Resolution, as an active process, follows a temporal programme: neutrophil influx peaks, then resolution mediators shift macrophage phenotype toward efferocytosis and debris clearance [id=19]. Monitoring symptom duration, swelling, pain, and fatigue trajectory provides a clinical correlate of resolution kinetics. Prolonged or re-emerging inflammatory signs may indicate impaired resolution capacity rather than persistent infection, a distinction with direct therapeutic implications [id=77].
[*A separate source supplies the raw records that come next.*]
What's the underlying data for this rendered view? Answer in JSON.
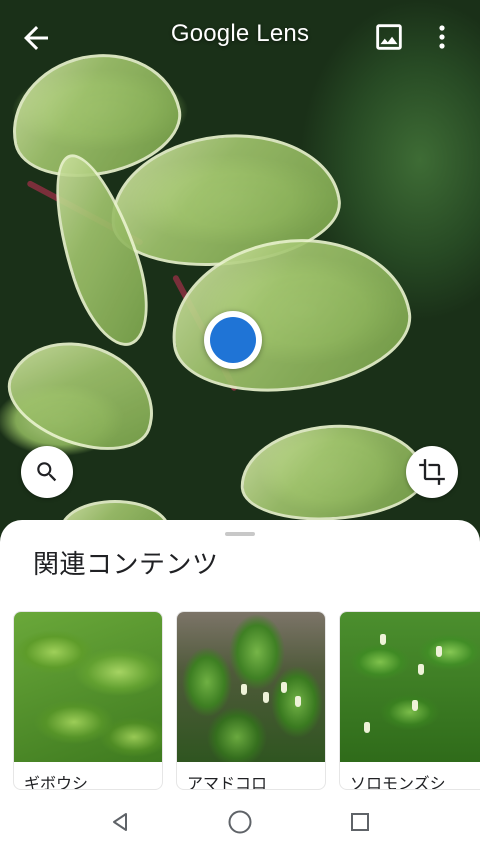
{
  "app": {
    "title": "Google Lens"
  },
  "toolbar": {
    "back_icon": "arrow-back-icon",
    "gallery_icon": "image-icon",
    "more_icon": "more-vert-icon"
  },
  "actions": {
    "search_icon": "search-icon",
    "crop_icon": "crop-icon"
  },
  "sheet": {
    "title": "関連コンテンツ",
    "results": [
      {
        "label": "ギボウシ"
      },
      {
        "label": "アマドコロ"
      },
      {
        "label": "ソロモンズシ"
      }
    ]
  },
  "navbar": {
    "back_icon": "nav-back-triangle-icon",
    "home_icon": "nav-home-circle-icon",
    "recents_icon": "nav-recents-square-icon"
  },
  "colors": {
    "accent": "#1f74d6",
    "sheet_bg": "#ffffff",
    "text_primary": "#202124"
  }
}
Reported: Clinical review at Week 2 and Week 4 post-infection is consistent with the resolution timelines described in the mechanistic literature.
Evidence: [§19] [§77]
Assess efferocytosis-related immune function markers where availableemerging· Optional — specialist referral if resolution is delayed beyond Week 6

Efferocytosis — the phagocytic clearance of apoptotic neutrophils and debris by macrophages — is a central mechanistic step in tissue resolution and restoration of homeostasis [id=77]. Gene-expression and immune infiltration analyses identify efferocytosis-related gene signatures as relevant to inflammatory burden and resolution capacity [id=77]. Where advanced diagnostics are accessible, immune cell profiling or soluble efferocytosis markers may help stratify patients with impaired resolution.

Reported: Not applicable for routine clinical settings; research-grade assessments described in transcriptomic studies.
Evidence: [§77]

🚫 Contraindications

Caution with high-dose omega-3 supplementation in anticoagulated patientsestablished· Applies throughout

EPA and DHA at doses above 3 g/day have antiplatelet properties reported in the literature, potentially augmenting bleeding risk in patients on anticoagulants or antiplatelet agents [id=23]. The omega-3 index elevation strategy relies on supplemental EPA+DHA, and clinicians should weigh SPM substrate benefits against bleeding risk in this population [id=20].

Reported: Doses above 3 g/day EPA+DHA are the threshold most commonly flagged in the literature for anticoagulation interaction review.
Evidence: [§23] [§20]
Do not use this protocol as a substitute for antimicrobial treatment of active infectionestablished· Applies throughout

The resolution biology described here — SPM synthesis, efferocytosis, lipoxin-mediated stop signals — operates in the post-infectious phase, after pathogen burden is controlled [id=19]. This protocol addresses resolution support, not pathogen clearance. Using pro-resolving nutritional strategies during active uncontrolled infection without appropriate antimicrobial therapy is not supported by the resolution literature and could delay effective treatment [id=19, id=20].

Evidence: [§19] [§20]
Exercise caution in patients with impaired efferocytosis-related immune deficienciesemerging· Applies throughout

Efferocytosis is a macrophage-dependent clearance process; patients with primary immunodeficiencies, post-transplant immunosuppression, or conditions involving macrophage dysfunction may have structurally impaired resolution capacity that cannot be fully addressed through substrate or lifestyle interventions alone [id=77]. Transcriptomic analyses highlight that efferocytosis-gene dysregulation is a disease-level phenomenon in some inflammatory conditions, not simply a substrate-availability problem [id=77].